The No. 1 man-made contaminant in the world’s oceans is the cigarette butt — and it has mostly avoided regulation. That soon could change, if a group of committed activists has its way. A leading tobacco industry academic, a California lawmaker and a worldwide surfing organization are among those arguing cigarette filters should be banned. The nascent campaign hopes to be bolstered by linking activists focused on human health with those focused on the environment.

A California assemblyman proposed a ban on cigarettes with filters but couldn’t get the proposal out of committee. A New York state senator has written legislation to create a rebate for butts returned to redemption centers, though that idea also stalled. San Francisco has made the biggest inroad — a 60-cent per pack fee to raise roughly $3 million a year to help defray the cost of cleaning up discarded cigarette filters.

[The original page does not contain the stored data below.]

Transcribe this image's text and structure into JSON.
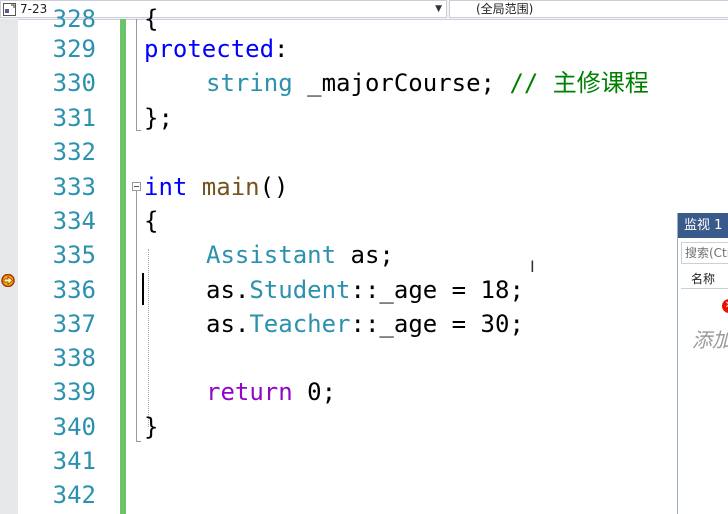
{
  "nav": {
    "scope_left": "7-23",
    "scope_right": "(全局范围)"
  },
  "editor": {
    "line_numbers": [
      "328",
      "329",
      "330",
      "331",
      "332",
      "333",
      "334",
      "335",
      "336",
      "337",
      "338",
      "339",
      "340",
      "341",
      "342"
    ],
    "code": {
      "l328": "{",
      "l329_kw": "protected",
      "l329_rest": ":",
      "l330_type": "string",
      "l330_ident": " _majorCourse; ",
      "l330_comment": "// 主修课程",
      "l331": "};",
      "l333_kw": "int",
      "l333_fn": " main",
      "l333_rest": "()",
      "l334": "{",
      "l335_type": "Assistant",
      "l335_rest": " as;",
      "l336_a": "as.",
      "l336_type": "Student",
      "l336_rest": "::_age = 18;",
      "l337_a": "as.",
      "l337_type": "Teacher",
      "l337_rest": "::_age = 30;",
      "l339_kw": "return",
      "l339_rest": " 0;",
      "l340": "}"
    },
    "colors": {
      "keyword": "#0000ff",
      "type": "#2b91af",
      "comment": "#008000",
      "return_keyword": "#8f08c4",
      "line_number": "#2b91af",
      "change_bar": "#6cc36c"
    }
  },
  "watch": {
    "title": "监视 1",
    "search_placeholder": "搜索(Ctrl+E)",
    "column_name": "名称",
    "add_hint": "添加要监视的项"
  }
}
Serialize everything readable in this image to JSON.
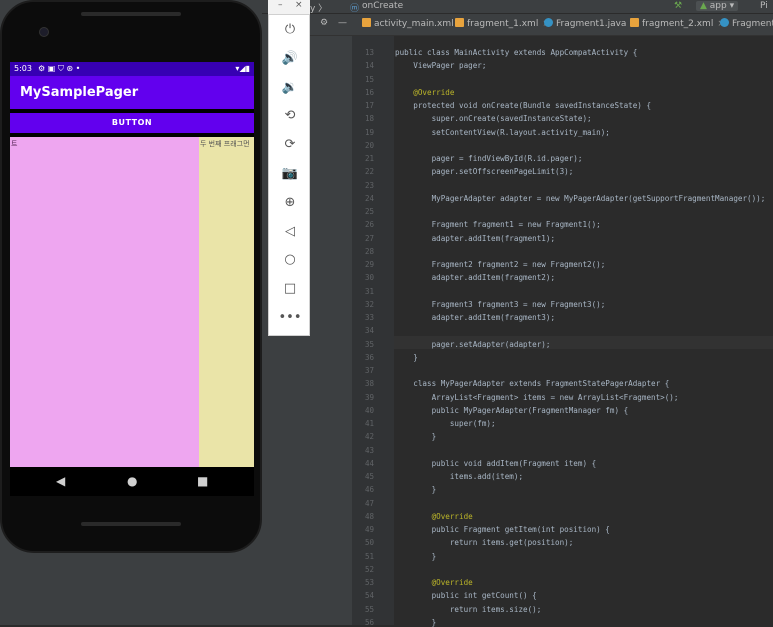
{
  "ide": {
    "breadcrumb_sep": "y 〉",
    "breadcrumb_method": "onCreate",
    "run_config": "app",
    "run_config_extra": "Pi",
    "tabs": [
      {
        "label": "activity_main.xml",
        "color": "#e8a33d"
      },
      {
        "label": "fragment_1.xml",
        "color": "#e8a33d"
      },
      {
        "label": "Fragment1.java",
        "color": "#3592c4"
      },
      {
        "label": "fragment_2.xml",
        "color": "#e8a33d"
      },
      {
        "label": "Fragment2.j",
        "color": "#3592c4"
      }
    ],
    "tab_close": "×"
  },
  "emulator_toolbar": {
    "minimize": "–",
    "close": "×",
    "icons": [
      "power-icon",
      "volume-up-icon",
      "volume-down-icon",
      "rotate-left-icon",
      "rotate-right-icon",
      "camera-icon",
      "zoom-icon",
      "back-icon",
      "home-icon",
      "overview-icon",
      "more-icon"
    ],
    "glyphs": [
      "⏻",
      "🔊",
      "🔉",
      "⟲",
      "⟳",
      "📷",
      "⊕",
      "◁",
      "○",
      "□",
      "•••"
    ]
  },
  "phone": {
    "time": "5:03",
    "status_icons": "⚙ ▣ ⛉ ⊛ •",
    "right_icons": "▾◢▮",
    "app_title": "MySamplePager",
    "button_label": "BUTTON",
    "page1_text": "트",
    "page2_text": "두 번째 프래그먼",
    "nav_back": "◀",
    "nav_home": "●",
    "nav_recent": "■"
  },
  "code_lines": [
    {
      "n": "13",
      "t": "public class MainActivity extends AppCompatActivity {"
    },
    {
      "n": "14",
      "t": "    ViewPager pager;"
    },
    {
      "n": "15",
      "t": ""
    },
    {
      "n": "16",
      "t": "    @Override"
    },
    {
      "n": "17",
      "t": "    protected void onCreate(Bundle savedInstanceState) {"
    },
    {
      "n": "18",
      "t": "        super.onCreate(savedInstanceState);"
    },
    {
      "n": "19",
      "t": "        setContentView(R.layout.activity_main);"
    },
    {
      "n": "20",
      "t": ""
    },
    {
      "n": "21",
      "t": "        pager = findViewById(R.id.pager);"
    },
    {
      "n": "22",
      "t": "        pager.setOffscreenPageLimit(3);"
    },
    {
      "n": "23",
      "t": ""
    },
    {
      "n": "24",
      "t": "        MyPagerAdapter adapter = new MyPagerAdapter(getSupportFragmentManager());"
    },
    {
      "n": "25",
      "t": ""
    },
    {
      "n": "26",
      "t": "        Fragment fragment1 = new Fragment1();"
    },
    {
      "n": "27",
      "t": "        adapter.addItem(fragment1);"
    },
    {
      "n": "28",
      "t": ""
    },
    {
      "n": "29",
      "t": "        Fragment2 fragment2 = new Fragment2();"
    },
    {
      "n": "30",
      "t": "        adapter.addItem(fragment2);"
    },
    {
      "n": "31",
      "t": ""
    },
    {
      "n": "32",
      "t": "        Fragment3 fragment3 = new Fragment3();"
    },
    {
      "n": "33",
      "t": "        adapter.addItem(fragment3);"
    },
    {
      "n": "34",
      "t": ""
    },
    {
      "n": "35",
      "t": "        pager.setAdapter(adapter);"
    },
    {
      "n": "36",
      "t": "    }"
    },
    {
      "n": "37",
      "t": ""
    },
    {
      "n": "38",
      "t": "    class MyPagerAdapter extends FragmentStatePagerAdapter {"
    },
    {
      "n": "39",
      "t": "        ArrayList<Fragment> items = new ArrayList<Fragment>();"
    },
    {
      "n": "40",
      "t": "        public MyPagerAdapter(FragmentManager fm) {"
    },
    {
      "n": "41",
      "t": "            super(fm);"
    },
    {
      "n": "42",
      "t": "        }"
    },
    {
      "n": "43",
      "t": ""
    },
    {
      "n": "44",
      "t": "        public void addItem(Fragment item) {"
    },
    {
      "n": "45",
      "t": "            items.add(item);"
    },
    {
      "n": "46",
      "t": "        }"
    },
    {
      "n": "47",
      "t": ""
    },
    {
      "n": "48",
      "t": "        @Override"
    },
    {
      "n": "49",
      "t": "        public Fragment getItem(int position) {"
    },
    {
      "n": "50",
      "t": "            return items.get(position);"
    },
    {
      "n": "51",
      "t": "        }"
    },
    {
      "n": "52",
      "t": ""
    },
    {
      "n": "53",
      "t": "        @Override"
    },
    {
      "n": "54",
      "t": "        public int getCount() {"
    },
    {
      "n": "55",
      "t": "            return items.size();"
    },
    {
      "n": "56",
      "t": "        }"
    }
  ]
}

Cigarette butts have now also fallen into the sights of one of the nation’s biggest anti-smoking organizations, the Truth initiative. The organization uses funds from a legal settlement between state attorneys general and tobacco companies to deliver tough messages against smoking. The group used the nationally televised Video Music Awards to launch a new campaign against cigarette butts. As in a couple of previous ads delivered via social media, the organization is going after “the most littered item in the world.”

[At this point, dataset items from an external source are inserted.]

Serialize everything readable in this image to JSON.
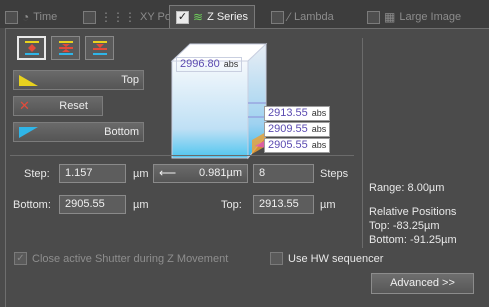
{
  "tabs": [
    {
      "label": "Time",
      "icon": "clock-icon",
      "checked": false
    },
    {
      "label": "XY Pos",
      "icon": "grid-icon",
      "checked": false
    },
    {
      "label": "Z Series",
      "icon": "z-stack-icon",
      "checked": true
    },
    {
      "label": "Lambda",
      "icon": "lambda-icon",
      "checked": false
    },
    {
      "label": "Large Image",
      "icon": "large-image-icon",
      "checked": false
    }
  ],
  "buttons": {
    "top": "Top",
    "reset": "Reset",
    "bottom": "Bottom",
    "advanced": "Advanced >>"
  },
  "cube": {
    "top_value": "2996.80",
    "top_unit": "abs",
    "positions": [
      {
        "value": "2913.55",
        "unit": "abs"
      },
      {
        "value": "2909.55",
        "unit": "abs"
      },
      {
        "value": "2905.55",
        "unit": "abs"
      }
    ]
  },
  "step": {
    "label": "Step:",
    "value": "1.157",
    "unit": "µm",
    "arrow_value": "0.981µm",
    "steps_value": "8",
    "steps_label": "Steps"
  },
  "range": {
    "bottom_label": "Bottom:",
    "bottom_value": "2905.55",
    "bottom_unit": "µm",
    "top_label": "Top:",
    "top_value": "2913.55",
    "top_unit": "µm"
  },
  "info": {
    "range": "Range: 8.00µm",
    "relative_heading": "Relative Positions",
    "relative_top": "Top: -83.25µm",
    "relative_bottom": "Bottom: -91.25µm"
  },
  "options": {
    "close_shutter": "Close active Shutter during Z Movement",
    "use_hw_sequencer": "Use HW sequencer"
  },
  "colors": {
    "accent_green": "#6fd15b",
    "yellow": "#e8d21e",
    "cyan": "#2fb5e8",
    "red": "#e24b3b",
    "value_text": "#5b4bb1"
  }
}
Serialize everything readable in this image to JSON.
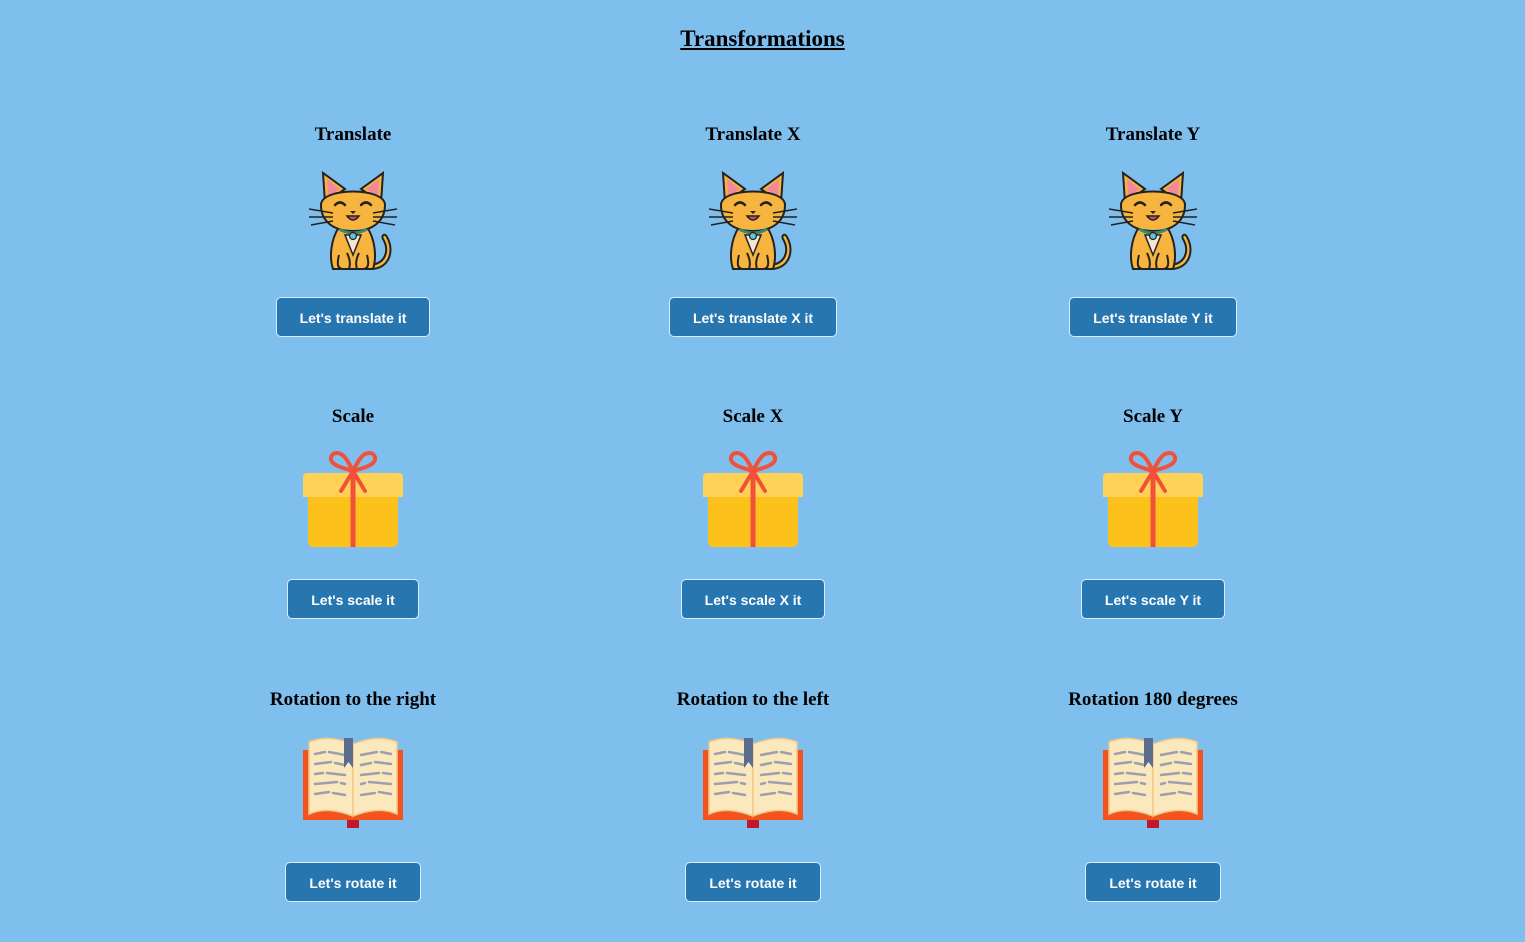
{
  "page": {
    "title": "Transformations",
    "background": "#7fbfed",
    "button_color": "#2776b0"
  },
  "rows": [
    {
      "illustration": "cat-icon",
      "cards": [
        {
          "title": "Translate",
          "button": "Let's translate it"
        },
        {
          "title": "Translate X",
          "button": "Let's translate X it"
        },
        {
          "title": "Translate Y",
          "button": "Let's translate Y it"
        }
      ]
    },
    {
      "illustration": "gift-icon",
      "cards": [
        {
          "title": "Scale",
          "button": "Let's scale it"
        },
        {
          "title": "Scale X",
          "button": "Let's scale X it"
        },
        {
          "title": "Scale Y",
          "button": "Let's scale Y it"
        }
      ]
    },
    {
      "illustration": "book-icon",
      "cards": [
        {
          "title": "Rotation to the right",
          "button": "Let's rotate it"
        },
        {
          "title": "Rotation to the left",
          "button": "Let's rotate it"
        },
        {
          "title": "Rotation 180 degrees",
          "button": "Let's rotate it"
        }
      ]
    }
  ]
}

The vast majority of the 5.6 trillion cigarettes manufactured worldwide each year come with filters made of cellulose acetate, a form of plastic that can take a decade or more to decompose. As many as two-thirds of those filters are dumped irresponsibly each year.

The Ocean Conservancy has sponsored a beach cleanup every year since 1986. For 32 consecutive years, cigarette butts have been the single most collected item on the world’s beaches, with a total of more than 60 million collected over that time. That amounts to about one-third of all collected items and more than plastic wrappers, containers, bottle caps, eating utensils and bottles, combined.